"Shenoa Vild hates to wear makeup. Face goop is simply not for her. . . "
"She happens to think she has a naturally healthy, vibrant complexion. After meeting her, I have to agree. But Vild, a waitress, says her former boss had an entirely different opinion. He wanted Vild to wear makeup. She wouldn't. So, she says, she got canned."
This is from an excellent article by Michael Stetz Union-Tribune Columnist called Waitress says bare face led to firing. The article mentions the fact that in another case, the Ninth Circuit Court of Appeals threw out a lawsuit filed a few years ago by a woman in a similar situation but doesn't go into detail about the previous case. Here's a bit more for you . . .
The case was called Jespersen v. Harrah's Operating Co., Inc., 392 F.3d 1076 (9th Cir. 2004).

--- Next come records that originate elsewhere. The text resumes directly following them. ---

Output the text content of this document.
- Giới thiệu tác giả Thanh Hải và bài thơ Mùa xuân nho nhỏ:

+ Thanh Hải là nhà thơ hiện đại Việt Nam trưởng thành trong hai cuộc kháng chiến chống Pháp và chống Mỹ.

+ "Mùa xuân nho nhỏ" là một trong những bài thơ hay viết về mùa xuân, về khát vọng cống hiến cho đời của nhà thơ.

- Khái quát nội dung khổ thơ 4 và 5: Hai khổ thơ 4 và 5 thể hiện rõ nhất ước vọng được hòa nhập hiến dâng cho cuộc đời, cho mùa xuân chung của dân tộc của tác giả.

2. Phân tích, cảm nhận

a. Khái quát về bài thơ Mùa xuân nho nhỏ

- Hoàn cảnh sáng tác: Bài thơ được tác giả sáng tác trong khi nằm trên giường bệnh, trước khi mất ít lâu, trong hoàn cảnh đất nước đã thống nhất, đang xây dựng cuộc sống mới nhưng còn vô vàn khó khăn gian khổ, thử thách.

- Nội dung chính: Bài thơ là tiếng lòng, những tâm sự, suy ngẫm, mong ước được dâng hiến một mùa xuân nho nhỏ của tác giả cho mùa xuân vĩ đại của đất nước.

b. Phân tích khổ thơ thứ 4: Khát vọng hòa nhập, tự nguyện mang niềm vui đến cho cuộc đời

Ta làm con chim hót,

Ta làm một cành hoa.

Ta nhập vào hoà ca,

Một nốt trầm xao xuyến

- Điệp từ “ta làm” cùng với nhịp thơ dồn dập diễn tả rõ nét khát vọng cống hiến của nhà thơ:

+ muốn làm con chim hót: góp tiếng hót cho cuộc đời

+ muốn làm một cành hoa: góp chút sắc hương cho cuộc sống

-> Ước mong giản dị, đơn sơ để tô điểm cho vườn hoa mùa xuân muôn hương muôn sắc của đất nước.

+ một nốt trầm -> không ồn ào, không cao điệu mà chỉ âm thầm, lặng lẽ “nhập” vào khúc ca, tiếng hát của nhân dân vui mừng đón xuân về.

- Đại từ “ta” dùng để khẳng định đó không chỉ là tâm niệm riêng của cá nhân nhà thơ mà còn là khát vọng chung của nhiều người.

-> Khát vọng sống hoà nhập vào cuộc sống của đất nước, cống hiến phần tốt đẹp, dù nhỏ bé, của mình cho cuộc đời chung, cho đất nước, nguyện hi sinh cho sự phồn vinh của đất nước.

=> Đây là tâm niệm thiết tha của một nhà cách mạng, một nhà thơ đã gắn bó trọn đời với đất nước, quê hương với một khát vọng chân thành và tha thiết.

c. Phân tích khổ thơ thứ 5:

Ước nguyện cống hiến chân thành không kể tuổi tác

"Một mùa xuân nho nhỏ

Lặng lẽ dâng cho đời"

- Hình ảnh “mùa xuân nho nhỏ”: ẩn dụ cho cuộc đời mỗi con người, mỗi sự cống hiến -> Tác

There, the court ruled that the female worker didn't show that the employer's dress code imposed an "unequal burden" on women because of their sex.
What? Are they kidding?
Women had to wear stockings.
Women had to wear nail polish.
Women had to wear their hair down and "teased, curled, or styled."
Women had to wear makeup, foundation, concealer and/or face powder.
Women had to wear blush and mascara "neatly in complimentary colors."
Women had to wear lip color "at all times."
Men had to have short haircuts and neatly trimmed fingernails.
Hello - even under the court's "unequal burdens" test, this screams of sex discrimination. On the face of it, these requirements impose an unequal burden based on sex alone. Talk about expensive! And time consuming! And goopy!
The requirements are clearly all about sex and have nothing to do with the job duties - to mix and serve drinks.
Not only that, but the court got it wrong in rejecting the argument that these requirements constitute illegal sexual stereotyping. Of course they do. They require women to conform to a false idea of beauty that applies only to women.
In fact, the policy forbid men from wearing make up. This confirms the fact that it is a sex-based stereotype.
And it's discrimination against men too.
The Ninth Circuit left open the possibility that another worker could challenge these kinds of rules, and I hope someone does. For one thing, the Ninth Circuit only applies to Oregon, Idaho, Montana, Nevada, California, and Arizona, so other circuits could rule differently (although some consider the Ninth Circuit to be one of the most progressive appeals courts in the country). Or another worker in that area could challenge a policy using the guidance provided by the Harrah's case.
Kudos to Shenoa Vild for daring to show her real face to the world and refusing to go with the goop. I, for one, am proud of this young woman for standing her ground. I just wish she didn't have to pay such a heavy price.
Hopefully a good employer will recognize her for her work. And her inner strength and beauty.
Thanks also to Michael Stetz for highlighting this important issue.